Mayweather outpoints Pacquiao, stays unbeaten

Floyd Mayweather Jr., left, celebrates during his welterweight title fight against Manny Pacquiao, from the Philippines, on Saturday, May 2, 2015 in Las Vegas. AP/John Locher

LAS VEGAS (UPDATED) - Floyd Mayweather Jr. overcame a spirited challenge from Manny Pacquiao to keep his promise to stay unbeaten with a unanimous decision win before a heavily pro-Pacquiao crowd at the MGM Grand Garden Arena here Saturday (Sunday Manila time).

After getting rocked in the fourth round by a big left straight from Pacquiao - perhaps the best round by any Mayweather opponent - Mayweather kept his composure and relied on his jab and counters to keep the Filipino icon at bay.

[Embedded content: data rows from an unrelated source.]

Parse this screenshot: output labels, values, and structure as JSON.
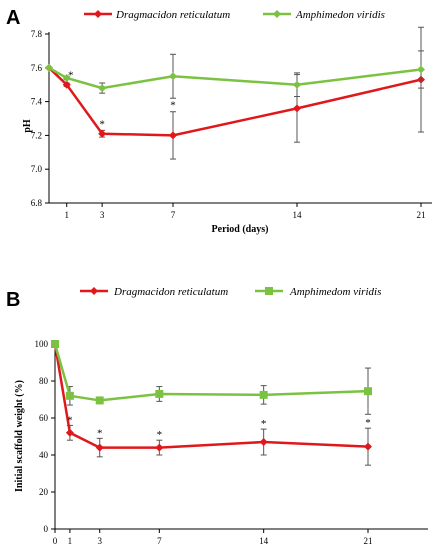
{
  "chart_data": [
    {
      "type": "line",
      "panel_label": "A",
      "x": [
        0,
        1,
        3,
        7,
        14,
        21
      ],
      "x_tick_labels": [
        "1",
        "3",
        "7",
        "14",
        "21"
      ],
      "xlabel": "Period (days)",
      "ylabel": "pH",
      "ylim": [
        6.8,
        7.8
      ],
      "y_tick_labels": [
        "6.8",
        "7.0",
        "7.2",
        "7.4",
        "7.6",
        "7.8"
      ],
      "y_ticks": [
        6.8,
        7.0,
        7.2,
        7.4,
        7.6,
        7.8
      ],
      "grid": false,
      "legend_position": "top",
      "series": [
        {
          "name": "Dragmacidon reticulatum",
          "color": "#e0181c",
          "marker": "diamond",
          "values": [
            7.6,
            7.5,
            7.21,
            7.2,
            7.36,
            7.53
          ],
          "errors": [
            0,
            0.01,
            0.02,
            0.14,
            0.2,
            0.31
          ],
          "significance": [
            "",
            "*",
            "*",
            "*",
            "",
            ""
          ]
        },
        {
          "name": "Amphimedon viridis",
          "color": "#7cc242",
          "marker": "diamond",
          "values": [
            7.6,
            7.54,
            7.48,
            7.55,
            7.5,
            7.59
          ],
          "errors": [
            0,
            0.01,
            0.03,
            0.13,
            0.07,
            0.11
          ],
          "significance": [
            "",
            "",
            "",
            "",
            "",
            ""
          ]
        }
      ]
    },
    {
      "type": "line",
      "panel_label": "B",
      "x": [
        0,
        1,
        3,
        7,
        14,
        21
      ],
      "x_tick_labels": [
        "0",
        "1",
        "3",
        "7",
        "14",
        "21"
      ],
      "xlabel": "",
      "ylabel": "Initial scaffold weight (%)",
      "ylim": [
        0,
        100
      ],
      "y_tick_labels": [
        "0",
        "20",
        "40",
        "60",
        "80",
        "100"
      ],
      "y_ticks": [
        0,
        20,
        40,
        60,
        80,
        100
      ],
      "grid": false,
      "legend_position": "top",
      "series": [
        {
          "name": "Dragmacidon reticulatum",
          "color": "#e0181c",
          "marker": "diamond",
          "values": [
            100,
            52,
            44,
            44,
            47,
            44.5
          ],
          "errors": [
            0,
            4,
            5,
            4,
            7,
            10
          ],
          "significance": [
            "",
            "*",
            "*",
            "*",
            "*",
            "*"
          ]
        },
        {
          "name": "Amphimedom viridis",
          "color": "#7cc242",
          "marker": "square",
          "values": [
            100,
            72,
            69.5,
            73,
            72.5,
            74.5
          ],
          "errors": [
            0,
            5,
            1.5,
            4,
            5,
            12.5
          ],
          "significance": [
            "",
            "",
            "",
            "",
            "",
            ""
          ]
        }
      ]
    }
  ]
}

Judge Dave Moretti scored the bout 118-110 for Mayweather while Burt Clements and Glenn Feldman had it 116-112 (twice) for the American, who remains undefeated and is now the unified WBC, WBA and WBO welterweight champion. had it 115-112 for the Las Vegas-based Mayweather, who pocketed his 48th straight win - probably the most important of his career and in a fight that will inevitably go down as the richest ever.

More importantly, Mayweather settled the debate on who's the planet's best fighter. After getting forced to the ropes several times by Pacquiao, he always found a way to get out. He often clinched each time Pacquiao had him cornered, eliciting jeers from most of the 16,507-strong crowd that filled the arena.

"As long as I moved on the outside, he wasn't going to catch me," Mayweather said in an interview in the ring.

REVIEW: Blow-by-blow account of Mayweather vs Pacquiao

According to CompuBox, Mayweather threw a total of 435 punches, connecting on 148 of those for a 35 percent connect rate. Pacquiao, meanwhile, threw 429 but landed only 81 of them (19 percent).

Pacquiao kept coming to Mayweather all night, pummeling his foe each time he had him on the ropes. But the blows hardly had any impact apart from drawing cheers from the highly partisan crowd.

"I thought I won the fight," a calm Pacquiao said.

If there was any consolation for Pacquiao, it's earning Mayweather's respect.

"Manny Pacquiao is a great fighter. Now I see why he has been successful in the sport," said Mayweather, who then recalled the big counter left straight he absorbed from Pacquiao in the fourth canto.

 "He's a really smart fighter though. It's only when I stayed in the pocket that he got me," he added.

Pacquiao was the clear aggressor throughout the fight, but Mayweather had him figured out by the sixth round. He would keep Pacquiao at bay by flicking his jabs and timing his counter rights.

He admitted his corner asked him to be busier, but he was cautious of Pacquiao.

"My dad wanted to do more. But Manny was really awkward and I had to watch him closely," said Mayweather, who later on announced he's fighting one more time in September before retiring.

"It's time for me to hang it up," he said.